伽罗所住的府宅是请当年设计皇城的建筑师设计的,与皇宫有异曲同工之妙。院落面积很大,仿了大煌太子姬胤的东宫。长长的廊道外悬挂着轻薄的云纱,朦胧着廊外的月光。长廊旁侧是清浅的池水,星星点点的灯火浮在水面上。
伽罗抱着膝盖坐在池边,她喜欢坐在水旁。
一片冷月悬在天上。
她察觉有人来了,但却没有挑破,反而取出了胡笳。
乐声苍凉旷远,却和这座精致的中原庭院格格不入,仿佛必须要草原上那片广阔的天空才能容纳得下。此时在这间小院当中,胡笳声便显得闷闷的,忽然一滞,再难为继。
伽罗叹了一声,放下了胡笳。
“公主。”一个声音隔着池水传了过来。
伽罗没抬头,望着水面。
宫挽绫也没再叫她,沉默地立在池旁。
“我想家了。”过了许久,伽罗轻轻地说道。
“你知道吗?夏天的幼泽是最美的,就是你见到的那个样子。老人们都说幼泽是神的泉水,所以最有灵性的生命都在那里居住。春天的时候百花盛开,所有的生灵一并醒来,年轻的牧族男女会在那里相遇,在天地之间结下最虔诚的约定。”
“秋天和冬天的幼泽也很美。你看见我在那里放羊了吧?冬天不是小羊出生的季节,因此新的一年诞下的羊羔们都长得半大了。我们一般不杀这些新的生命,除非我娘特别馋……”
伽罗笑了笑:“我娘以前最喜欢吃小羊羔,烤得嫩嫩的那种,撒上盐巴,还有从西方来的香料……”
宫挽绫听出了后来:“后来塞娅殿下不吃羊羔了吗?”
“不是不爱吃,是不能吃了。”伽罗漠然道。
她转过头,眼神有些殷切地望着宫挽绫:“你要听我娘的故事吗?”
宫挽绫望着她,答不上话来。她知道说“是”的答案是什么,一直以来她游离于人群之外,祭祀官的身份要求她不能有过多的喜怒哀乐。她和姬羽辉夜做好朋友,和伽罗做好朋友,却始终留有一点距离。她从不和她们讲心里话。也不常听她们说心里话。这类话题显得太过私密,一旦倾听,就意味着更加亲密的关系。
可伽罗明晃晃地盯着她,眼神亮亮的像一个邀请。
邀请她进入她的领地,邀请她知道她的过往,邀请她参与她的未来。
面对这双眼睛,宫挽绫说不出拒绝的话。
*
在牧族女子心中,塞娅是一个传奇的名字。在那段最为黑暗、冷峻的岁月里,这个女人站了起来,将她的子民护在身下,如同狼群来临时,母羊将小羊遮在身下。很难想象一个女人的身躯会像铁塔一样坚强,顶住了一波又一波的强敌,甚至成为了族群当中的头羊。
煌正德帝七年,牧王奎尔奇挥师远征东夷,途中遭遇伏击,客死异乡。
牧族和东夷原本没有摩擦。牧族地处西域,东夷则居于北方草原。在奎尔奇还是个牧族小孩的时候,一场寒潮过境,铺满了整个北方草原。那个冬天东夷人得不到足够的草料,又打不过强盛的大煌,便尝试越境西域。
西域也有草原,高山草甸上生长着牦牛。他们和牧族争夺边缘的草场,分享西北为数不多的水源。东夷人虽然武器原始,但天生蛮力无穷,悍不畏死,贫瘠的家园迫使他们不得不寻找新的出路,因此数十年来,东夷和牧族的摩擦愈演愈烈。

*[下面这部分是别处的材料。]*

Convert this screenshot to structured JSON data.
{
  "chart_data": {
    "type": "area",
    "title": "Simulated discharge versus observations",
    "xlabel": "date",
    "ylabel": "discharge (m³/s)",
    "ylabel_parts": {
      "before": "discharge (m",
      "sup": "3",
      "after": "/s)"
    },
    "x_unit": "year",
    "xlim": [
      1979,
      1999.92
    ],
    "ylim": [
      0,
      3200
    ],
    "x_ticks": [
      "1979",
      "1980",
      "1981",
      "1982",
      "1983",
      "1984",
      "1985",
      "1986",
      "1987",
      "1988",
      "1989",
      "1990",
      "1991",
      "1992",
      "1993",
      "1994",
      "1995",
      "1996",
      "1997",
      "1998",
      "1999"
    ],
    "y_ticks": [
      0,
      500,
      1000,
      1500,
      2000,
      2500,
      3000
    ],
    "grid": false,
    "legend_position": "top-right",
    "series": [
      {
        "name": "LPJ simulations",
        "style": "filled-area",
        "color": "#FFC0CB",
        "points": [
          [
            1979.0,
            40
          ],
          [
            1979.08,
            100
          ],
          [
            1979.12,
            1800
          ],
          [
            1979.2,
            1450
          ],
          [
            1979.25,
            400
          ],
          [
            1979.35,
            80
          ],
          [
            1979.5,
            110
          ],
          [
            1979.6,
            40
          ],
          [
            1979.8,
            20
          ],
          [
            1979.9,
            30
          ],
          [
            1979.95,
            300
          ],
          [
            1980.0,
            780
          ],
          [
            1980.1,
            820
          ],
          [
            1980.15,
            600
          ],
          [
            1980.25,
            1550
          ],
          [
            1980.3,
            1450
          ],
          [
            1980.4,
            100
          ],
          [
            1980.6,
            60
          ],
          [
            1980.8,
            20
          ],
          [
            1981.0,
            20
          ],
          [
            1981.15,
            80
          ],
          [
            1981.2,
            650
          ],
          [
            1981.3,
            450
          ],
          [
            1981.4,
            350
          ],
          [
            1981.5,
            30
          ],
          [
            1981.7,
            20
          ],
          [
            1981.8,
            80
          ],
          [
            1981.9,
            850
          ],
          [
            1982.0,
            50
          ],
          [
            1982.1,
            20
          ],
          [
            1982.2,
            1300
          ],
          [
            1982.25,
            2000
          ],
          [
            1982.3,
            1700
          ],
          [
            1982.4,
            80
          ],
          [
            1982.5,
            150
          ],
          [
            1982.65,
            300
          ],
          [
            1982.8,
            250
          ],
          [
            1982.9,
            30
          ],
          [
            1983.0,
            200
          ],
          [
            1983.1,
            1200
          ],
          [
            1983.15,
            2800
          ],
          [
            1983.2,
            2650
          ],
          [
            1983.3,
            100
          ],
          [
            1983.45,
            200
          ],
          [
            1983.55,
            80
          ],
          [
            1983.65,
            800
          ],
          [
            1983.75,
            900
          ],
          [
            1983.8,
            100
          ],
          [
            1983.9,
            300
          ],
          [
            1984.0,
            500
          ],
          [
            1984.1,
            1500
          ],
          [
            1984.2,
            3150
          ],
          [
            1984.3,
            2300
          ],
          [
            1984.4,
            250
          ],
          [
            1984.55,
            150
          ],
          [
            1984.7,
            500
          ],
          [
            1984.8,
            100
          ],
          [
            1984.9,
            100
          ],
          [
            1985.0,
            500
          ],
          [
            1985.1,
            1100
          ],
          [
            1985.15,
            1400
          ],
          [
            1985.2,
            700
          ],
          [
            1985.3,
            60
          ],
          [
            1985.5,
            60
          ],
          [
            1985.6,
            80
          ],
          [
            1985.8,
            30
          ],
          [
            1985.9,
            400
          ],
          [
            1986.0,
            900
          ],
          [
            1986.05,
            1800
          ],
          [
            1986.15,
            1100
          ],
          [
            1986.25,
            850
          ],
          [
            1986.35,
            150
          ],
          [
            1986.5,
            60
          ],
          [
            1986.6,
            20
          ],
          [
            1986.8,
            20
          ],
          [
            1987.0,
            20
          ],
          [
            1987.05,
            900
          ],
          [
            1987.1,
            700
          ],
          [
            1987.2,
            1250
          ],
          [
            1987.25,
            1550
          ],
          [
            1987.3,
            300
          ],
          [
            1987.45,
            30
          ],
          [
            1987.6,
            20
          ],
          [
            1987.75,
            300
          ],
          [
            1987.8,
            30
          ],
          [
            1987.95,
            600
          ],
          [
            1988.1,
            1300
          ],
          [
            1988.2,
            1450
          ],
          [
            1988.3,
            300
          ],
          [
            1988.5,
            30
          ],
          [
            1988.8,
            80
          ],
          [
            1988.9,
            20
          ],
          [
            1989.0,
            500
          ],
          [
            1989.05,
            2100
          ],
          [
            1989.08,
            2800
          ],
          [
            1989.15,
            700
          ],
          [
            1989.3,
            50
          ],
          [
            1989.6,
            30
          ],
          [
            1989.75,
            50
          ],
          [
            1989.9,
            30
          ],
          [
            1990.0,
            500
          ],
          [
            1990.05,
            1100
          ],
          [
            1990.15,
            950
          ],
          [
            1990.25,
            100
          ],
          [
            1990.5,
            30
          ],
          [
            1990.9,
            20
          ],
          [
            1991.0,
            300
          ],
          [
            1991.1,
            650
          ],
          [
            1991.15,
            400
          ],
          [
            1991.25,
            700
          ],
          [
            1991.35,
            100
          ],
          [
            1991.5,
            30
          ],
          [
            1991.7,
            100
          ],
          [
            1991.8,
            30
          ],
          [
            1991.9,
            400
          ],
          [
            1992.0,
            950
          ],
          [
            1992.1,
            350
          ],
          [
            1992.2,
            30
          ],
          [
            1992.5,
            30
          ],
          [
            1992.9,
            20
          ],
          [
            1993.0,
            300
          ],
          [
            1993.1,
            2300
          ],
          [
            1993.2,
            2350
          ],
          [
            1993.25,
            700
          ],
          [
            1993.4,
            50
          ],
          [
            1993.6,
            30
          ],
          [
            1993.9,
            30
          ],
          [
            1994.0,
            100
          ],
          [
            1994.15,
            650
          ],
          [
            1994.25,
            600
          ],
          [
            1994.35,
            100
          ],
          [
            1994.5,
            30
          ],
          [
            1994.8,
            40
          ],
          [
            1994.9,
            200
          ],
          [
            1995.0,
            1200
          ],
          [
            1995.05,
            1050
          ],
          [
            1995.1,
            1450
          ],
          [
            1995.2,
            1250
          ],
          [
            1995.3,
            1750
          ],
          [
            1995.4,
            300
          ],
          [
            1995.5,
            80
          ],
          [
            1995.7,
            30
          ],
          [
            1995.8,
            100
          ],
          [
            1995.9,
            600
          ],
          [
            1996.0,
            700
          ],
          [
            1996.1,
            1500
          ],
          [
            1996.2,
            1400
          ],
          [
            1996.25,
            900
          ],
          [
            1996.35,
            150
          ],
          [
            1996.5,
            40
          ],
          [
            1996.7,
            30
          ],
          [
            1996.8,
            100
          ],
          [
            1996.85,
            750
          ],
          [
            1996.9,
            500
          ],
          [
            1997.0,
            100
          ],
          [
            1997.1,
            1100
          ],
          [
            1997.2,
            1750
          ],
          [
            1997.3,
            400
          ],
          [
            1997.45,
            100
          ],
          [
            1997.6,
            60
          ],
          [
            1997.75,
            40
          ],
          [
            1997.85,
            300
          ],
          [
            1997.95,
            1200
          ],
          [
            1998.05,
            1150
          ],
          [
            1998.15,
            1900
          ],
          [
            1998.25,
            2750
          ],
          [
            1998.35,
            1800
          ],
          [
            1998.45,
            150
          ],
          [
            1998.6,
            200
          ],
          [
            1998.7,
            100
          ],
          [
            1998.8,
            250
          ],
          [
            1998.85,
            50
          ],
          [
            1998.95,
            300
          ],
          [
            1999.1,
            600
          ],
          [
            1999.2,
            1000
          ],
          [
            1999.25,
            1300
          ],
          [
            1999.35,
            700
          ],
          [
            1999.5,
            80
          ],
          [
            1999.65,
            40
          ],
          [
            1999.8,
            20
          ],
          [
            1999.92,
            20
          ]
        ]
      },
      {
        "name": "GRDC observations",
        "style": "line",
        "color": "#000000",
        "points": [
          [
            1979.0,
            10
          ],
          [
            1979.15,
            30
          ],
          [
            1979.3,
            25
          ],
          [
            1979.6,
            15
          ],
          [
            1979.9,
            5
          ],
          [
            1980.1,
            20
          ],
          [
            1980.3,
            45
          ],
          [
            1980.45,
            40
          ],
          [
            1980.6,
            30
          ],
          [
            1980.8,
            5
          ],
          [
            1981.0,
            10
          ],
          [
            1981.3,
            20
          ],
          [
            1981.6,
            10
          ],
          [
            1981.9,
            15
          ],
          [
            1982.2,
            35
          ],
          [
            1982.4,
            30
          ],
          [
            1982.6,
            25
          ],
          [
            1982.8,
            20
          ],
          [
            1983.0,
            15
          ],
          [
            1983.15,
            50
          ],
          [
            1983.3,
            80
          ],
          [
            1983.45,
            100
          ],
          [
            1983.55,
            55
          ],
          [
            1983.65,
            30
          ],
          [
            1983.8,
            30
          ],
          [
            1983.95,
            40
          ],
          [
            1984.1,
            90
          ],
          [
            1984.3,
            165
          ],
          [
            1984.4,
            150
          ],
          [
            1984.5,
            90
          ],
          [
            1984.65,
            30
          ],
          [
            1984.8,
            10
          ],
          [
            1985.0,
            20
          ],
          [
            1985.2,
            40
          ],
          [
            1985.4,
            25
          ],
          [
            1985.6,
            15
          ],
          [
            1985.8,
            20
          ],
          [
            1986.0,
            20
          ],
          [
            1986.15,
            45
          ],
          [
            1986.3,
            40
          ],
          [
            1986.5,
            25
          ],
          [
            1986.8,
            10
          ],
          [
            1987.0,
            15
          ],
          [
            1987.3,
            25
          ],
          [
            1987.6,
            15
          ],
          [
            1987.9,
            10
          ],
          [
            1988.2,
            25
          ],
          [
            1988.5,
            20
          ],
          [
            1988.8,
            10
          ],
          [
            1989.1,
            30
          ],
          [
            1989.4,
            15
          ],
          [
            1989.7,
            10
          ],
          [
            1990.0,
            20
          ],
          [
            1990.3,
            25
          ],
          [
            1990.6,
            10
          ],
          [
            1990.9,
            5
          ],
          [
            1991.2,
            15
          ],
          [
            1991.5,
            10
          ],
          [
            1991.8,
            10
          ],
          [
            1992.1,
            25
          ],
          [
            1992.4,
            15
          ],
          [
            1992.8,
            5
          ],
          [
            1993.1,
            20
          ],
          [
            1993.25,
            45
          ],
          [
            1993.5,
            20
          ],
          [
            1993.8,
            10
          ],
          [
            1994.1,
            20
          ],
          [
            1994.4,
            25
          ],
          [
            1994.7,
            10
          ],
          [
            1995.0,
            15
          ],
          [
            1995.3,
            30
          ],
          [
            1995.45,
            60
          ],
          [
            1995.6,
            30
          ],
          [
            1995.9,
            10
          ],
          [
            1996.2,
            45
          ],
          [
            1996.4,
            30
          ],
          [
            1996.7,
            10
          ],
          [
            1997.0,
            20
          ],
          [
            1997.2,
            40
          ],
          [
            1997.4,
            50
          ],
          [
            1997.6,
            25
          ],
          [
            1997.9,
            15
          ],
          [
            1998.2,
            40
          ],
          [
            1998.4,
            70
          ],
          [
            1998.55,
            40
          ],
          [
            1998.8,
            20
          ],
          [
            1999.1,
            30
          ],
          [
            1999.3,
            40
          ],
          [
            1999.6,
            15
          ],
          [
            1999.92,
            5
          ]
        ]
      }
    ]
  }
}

奎尔奇终于受不了了,卧榻之畔怎能容许他人酣睡?他堂堂牧族之主,实在咽不下这口气。
只有一个人坚决反对这场远征。不过奎尔奇这种目空一切的男人是不会听从女人的意见的,上至贵族,下至平民,每个人都支持他的远征计划,塞娅的名声则跌至谷底。
大军浩浩荡荡开拔,凄凄惨惨归来。运回来的只有奎尔奇穿过的铁甲,他本人则在乱军中被踩成了肉饼。近二十万大军只剩下两千人,被呐喊着要建设新家园的东夷人打得落花流水……
万俟部率先宣布脱离联军,紧随其后的是一向与万俟部交好的公羊、胡、木等部族。各部损失惨重,纷纷各回各家。但状况最糟的是黄金族,作为主力,他们的精锐受到了东夷骑兵团最为猛烈的冲击。剩余士兵不足三万,算上老弱病残,勉勉强强凑到三万五。
东夷十五万大军滚滚而下。
摆在刚刚丧偶的塞娅面前的就是这样一个烂摊子。
如果这时候牧族能够团结一心,打退敌军并非一纸空谈。东夷缺少食粮,这次长途奔袭已经掏空了他们的家底。只不过牧族内部分裂已久,没有一个部落肯用削弱自己的代价换取胜利,即便是为了生存。他们互相怀疑,不肯将后背交给彼此,铁部族长铁阀指责正是由于当值的万俟部士兵疏于职守,才让东夷偷袭成功。万俟部当然也不会站在那让人骂,将这场远征的失败完全推到了黄金部头上。
十二部落吵得乌烟瘴气时,塞娅默默接管了军政大权,开始为战争做准备。不等外族说话,黄金族的贵族们率先跳了出来,首先反对奉塞娅为主,其次反对继续抵抗。
贵族们惦记着自己的利益,他们害怕继续抵抗会惹怒东夷人,私下里商议要献城投降,用礼物金银、女人奴隶换取自己的性命。也许东夷的大君开恩,战后依旧让他们当贵族,拥有自己的牛羊和领地......
当时黄金军还活着的将军只有一位,名叫萨尔,他和贵族领主摩多,泓勒等人带剑入宫,意同逼宫。
塞娅静静地坐在奎尔奇的宝座上,面无表情地看着他们。七岁的伽罗被她牵在手里,脸色苍白地看着阶下面色不善的将军们。
“让这些人退到殿外。”塞娅冲将军萨尔身后的士兵们抬了抬下巴,“祖宗在长生天面前立下的规矩,将军不得带兵进入王的金帐。”
萨尔虽然不耐烦,但塞娅抬出了祖宗和长生天,他也无话可说,让士兵们出去了。
塞娅又对大贵族摩多等人说道:“还有你们的人,私兵也是一样。”
摩多没动:“王上在的时候我们尊你一声王后,如今王上死了,你还真把自己当盘菜了?”
塞娅嫣然一笑,风情迷人:“诸位尊贵的大人们,我孤儿寡母两个人居于殿内,尚且没什么好畏惧的,你们上百个人站在一起,是因为害怕吗?”
摩多脸上不好看了,半晌挥了挥手,让私兵们退了出去。
殿门大敞着,伽罗能看到远处的重重人影。那些执兵披甲的武士面色阴沉地站在殿外,黑压压的看不到尽头。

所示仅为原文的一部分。